La macchina del funky

La sparizione in vacanza di Ignazio Marino

Ignazio Marino non torna dalle vacanze prima per l’emergenza a Roma. Anzi, c’è di più: mentre in giunta dicono che il sindaco della Capitale tornerà domenica 30 agosto dalle vacanze per essere regolarmente al suo posto lunedì, c’è chi fa notare che nell’agenda del primo cittadino non ci sono incontri in vista fino a giovedì 3 settembre, e quindi magari soltanto per quella data ritroveremo Marino al suo posto. Delle polemiche, interne al Partito Democratico, dà conto oggi il Messaggero:

Accusato di essere «sempre altrove» anche dai vertici del suo partito. Dal Nazareno fino all’ultimo dei consiglieri comunali «l’imbarazzo» e «le battute» si sprecano. Il capogruppo democrat Fabrizio Panecaldo lo ha detto anche chiaro e tondo: «Io per il consiglio dei ministri sarei tornato». E questo lo dicono un po’ tutti. Anche se Marino continua a far trapelare una difesa d’ufficio che suona così: vengo attaccato da parlamentari e sottosegretari del mio partito che ora si trovano anche loro in vacanza, con la differenza che io lavoro tutti i giorni per 16 ore, e loro no.
E qui si entra nelle abitudini del primo Marino. E le spiega un assessore: «Purtroppo, Ignazio ragiona ancora come se fosse un chirurgo. Un medico sottoposto a enormi stress e con grandi responsabilità che quando decide di staccare la spina per il meritato riposo si ferma e non vuole sentire scuse». Il sindaco, partito il 14 agosto, ha fatto tappa prima negli Usa (Texas e New York) e ora si trova in un’isoletta dei Caraibi.

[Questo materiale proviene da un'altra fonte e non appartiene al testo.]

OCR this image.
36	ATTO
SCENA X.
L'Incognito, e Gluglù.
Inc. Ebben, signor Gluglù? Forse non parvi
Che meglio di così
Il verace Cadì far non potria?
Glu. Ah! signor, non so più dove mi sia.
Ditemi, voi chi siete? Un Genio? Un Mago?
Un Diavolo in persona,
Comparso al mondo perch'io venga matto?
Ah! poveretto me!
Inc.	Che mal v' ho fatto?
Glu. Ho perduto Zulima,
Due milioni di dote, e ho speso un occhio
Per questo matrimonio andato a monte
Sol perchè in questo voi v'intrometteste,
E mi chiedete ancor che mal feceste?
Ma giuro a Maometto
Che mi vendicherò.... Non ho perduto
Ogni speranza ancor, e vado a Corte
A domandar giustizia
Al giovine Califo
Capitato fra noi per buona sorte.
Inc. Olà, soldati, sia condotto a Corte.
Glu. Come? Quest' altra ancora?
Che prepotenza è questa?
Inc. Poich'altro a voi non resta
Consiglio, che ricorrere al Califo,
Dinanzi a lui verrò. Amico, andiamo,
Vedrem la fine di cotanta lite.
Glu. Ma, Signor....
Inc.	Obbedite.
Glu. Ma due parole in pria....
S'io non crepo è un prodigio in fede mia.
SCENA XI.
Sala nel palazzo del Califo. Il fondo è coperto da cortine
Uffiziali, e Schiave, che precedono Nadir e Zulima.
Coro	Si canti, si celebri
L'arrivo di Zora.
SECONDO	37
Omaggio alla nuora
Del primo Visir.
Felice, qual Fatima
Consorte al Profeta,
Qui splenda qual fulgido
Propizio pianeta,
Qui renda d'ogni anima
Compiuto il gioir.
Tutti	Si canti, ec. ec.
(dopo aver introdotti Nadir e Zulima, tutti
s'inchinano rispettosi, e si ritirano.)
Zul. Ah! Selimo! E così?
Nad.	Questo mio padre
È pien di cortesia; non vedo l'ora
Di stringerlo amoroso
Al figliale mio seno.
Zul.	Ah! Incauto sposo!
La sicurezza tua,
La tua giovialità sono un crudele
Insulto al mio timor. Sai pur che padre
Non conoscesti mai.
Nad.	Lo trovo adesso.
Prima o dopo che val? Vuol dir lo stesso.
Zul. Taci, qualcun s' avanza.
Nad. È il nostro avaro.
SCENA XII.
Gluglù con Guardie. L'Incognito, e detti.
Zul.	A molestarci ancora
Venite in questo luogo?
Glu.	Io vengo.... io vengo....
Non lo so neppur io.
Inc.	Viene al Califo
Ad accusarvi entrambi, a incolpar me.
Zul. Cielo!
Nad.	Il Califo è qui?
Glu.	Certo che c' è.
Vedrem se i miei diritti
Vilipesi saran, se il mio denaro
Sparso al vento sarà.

E in compagnia della figlia e della moglie. Ma senza scorta.

marino vacanza caraibi
Le foto pubblicate ieri dal Tempo su Marino in vacanza ai Caraibi

Quindi, spiega il quotidiano, Marino starebbe anche lavorando a un libro:

Oltre al lavoro che sta portando avanti anche oltreoceano (secondo la narrazione del Comune) si sta dedicando a un libro che uscirà a Natale. Una sorta di diari (da qui la battuta mutata da quelli di Che Guevara: della bicicletta) che raccontano la situazione che ha trovato a Roma quando si insediò due anni e mezzo fa. Il malaffare diffuso, il Pd romano, il suo partito, corrotto fino al collo. IL RITORNO Ammesso che sia irritato per il trattamento del Governo, anche sul suo rientro c’è un giallo. Alcuni assessori, quelli più fidati, parlano di domenica. Ma mancano conferme in calce. Sicuramente i primi di settembre. Giovedì prossimo sono in programma due appuntamenti: una giunta politica e la manifestazione del Pd romano contro la mafia davanti alla chiesa Don Bosco, quella delle esequie show del capo-clan. Un evento che Orfini ha dovuto organizzare con netto ritardo, proprio per aspettare il ritorno a casa dell’inquilino del Campidoglio.